Since the accident we are obviously now “experts” in hippo attacks in Southern Africa and they are a lot more common than publicised, although you generally only hear about them when tourists are involved. We even discovered that one of our friends had witnessed a hippo attack on a canoe on the Zambesi a couple of decades ago that resulted in a fatality (unfortunately hippo attacks are usually fatal). As you mention, the guides don’t carry any protection, so there was nothing our guide could do once the hippo was upon us other than stick the pole in its mouth.
“Our” hippo was unusual (?) in that he charged at us from out of the water over quite a long distance, and followed the mokoro on to the bank where our guide had rapidly steered us to try and get out of the way. Normally they only attack if you surprise them (such as sailing over them in a mokoro which you may have done) or if they are out of the water feeding and you get between them and the water. They also usually back down once they have made their presence felt. There had been some bush fires in the area the night before our accident, so perhaps this had spooked our hippo. Or, he may have recently been kicked out of his pod and was highly stressed – who knows. Certainly it took our guide by surprise, and our camp had never reported a similar incident on that specific stretch of water (hence the reason they used it for mokoro trips). However, in an area where animals are free to roam (as they should be), anything can be possible as we unfortunately proved that day.

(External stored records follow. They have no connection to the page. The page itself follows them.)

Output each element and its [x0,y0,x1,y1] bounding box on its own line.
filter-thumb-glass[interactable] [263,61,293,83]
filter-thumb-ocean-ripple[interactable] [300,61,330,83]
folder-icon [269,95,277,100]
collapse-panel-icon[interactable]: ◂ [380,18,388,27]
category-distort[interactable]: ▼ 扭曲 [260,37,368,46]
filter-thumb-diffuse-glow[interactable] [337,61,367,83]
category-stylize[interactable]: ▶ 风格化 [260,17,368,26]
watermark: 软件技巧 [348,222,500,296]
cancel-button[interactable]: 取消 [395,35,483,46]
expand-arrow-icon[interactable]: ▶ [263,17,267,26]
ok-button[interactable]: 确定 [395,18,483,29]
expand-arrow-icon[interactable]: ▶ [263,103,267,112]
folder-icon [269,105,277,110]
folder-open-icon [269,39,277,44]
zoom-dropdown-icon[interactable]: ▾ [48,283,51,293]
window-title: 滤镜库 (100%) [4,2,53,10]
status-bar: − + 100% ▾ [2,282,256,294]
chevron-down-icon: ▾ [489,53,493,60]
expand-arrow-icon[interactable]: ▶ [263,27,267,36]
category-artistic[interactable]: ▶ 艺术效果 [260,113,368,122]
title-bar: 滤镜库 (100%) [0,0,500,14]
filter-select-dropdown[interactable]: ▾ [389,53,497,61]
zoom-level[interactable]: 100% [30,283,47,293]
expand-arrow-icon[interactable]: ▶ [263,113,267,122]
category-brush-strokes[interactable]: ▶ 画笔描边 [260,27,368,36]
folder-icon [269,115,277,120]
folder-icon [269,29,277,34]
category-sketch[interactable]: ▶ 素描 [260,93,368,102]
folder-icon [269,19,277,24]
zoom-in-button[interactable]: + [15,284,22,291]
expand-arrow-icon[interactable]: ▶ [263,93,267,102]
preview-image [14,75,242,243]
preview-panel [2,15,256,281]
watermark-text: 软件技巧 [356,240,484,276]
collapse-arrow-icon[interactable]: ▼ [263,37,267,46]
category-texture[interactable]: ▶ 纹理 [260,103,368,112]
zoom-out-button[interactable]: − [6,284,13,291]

I guess our message to others would be just to think about the risks a little more as you are very vulnerable in the mokoro. Having said that I imagine we ourselves would have made the same decision as you never think it will happen to you, do you? At the very least it would be worth asking the camp for specific info on the number of hippo attacks known to have occurred in the area (both in local villages as well as camps), so you can make an informed decision when deciding to take the mokoro trip.
Despite all the above, we loved the Okavango Delta and all the amazing animal sightings we had before the accident. We would definitely visit again, but would stick to the relative safety of the safari jeep! The people of Botswana were also amazing, especially in our time of need, and we can never thank them enough for all their help and care.
Out of interest, would you get back into a mokoro following your own close encounter?
June 4, 2018 @ 15:45
Thank you for your elaborate answer. I don’t think it’s necessary to name any camps or locations. As you said, it would be great if people are more aware of the risk they are taking when getting into a mokoro. Sounds like you were extremely unlucky as that is not their usual behavior. But in the end it is their area and we can never really know how they will react to us being there.
I shared the story in my insta stories and asked my followers if they would do the trip. Almost 70% would not get into a mokoro after hearing the story while on the trip I don’t think anyone even questioned going. I think I myself would consider going back into a mokoro, but maybe under different circumstances. Honestly, I’m not completely sure. If I ever end up back in Botswana I may look further into fatalities and aks the camp for more info. The people and nature are unmatched so I can definitely see myself going back.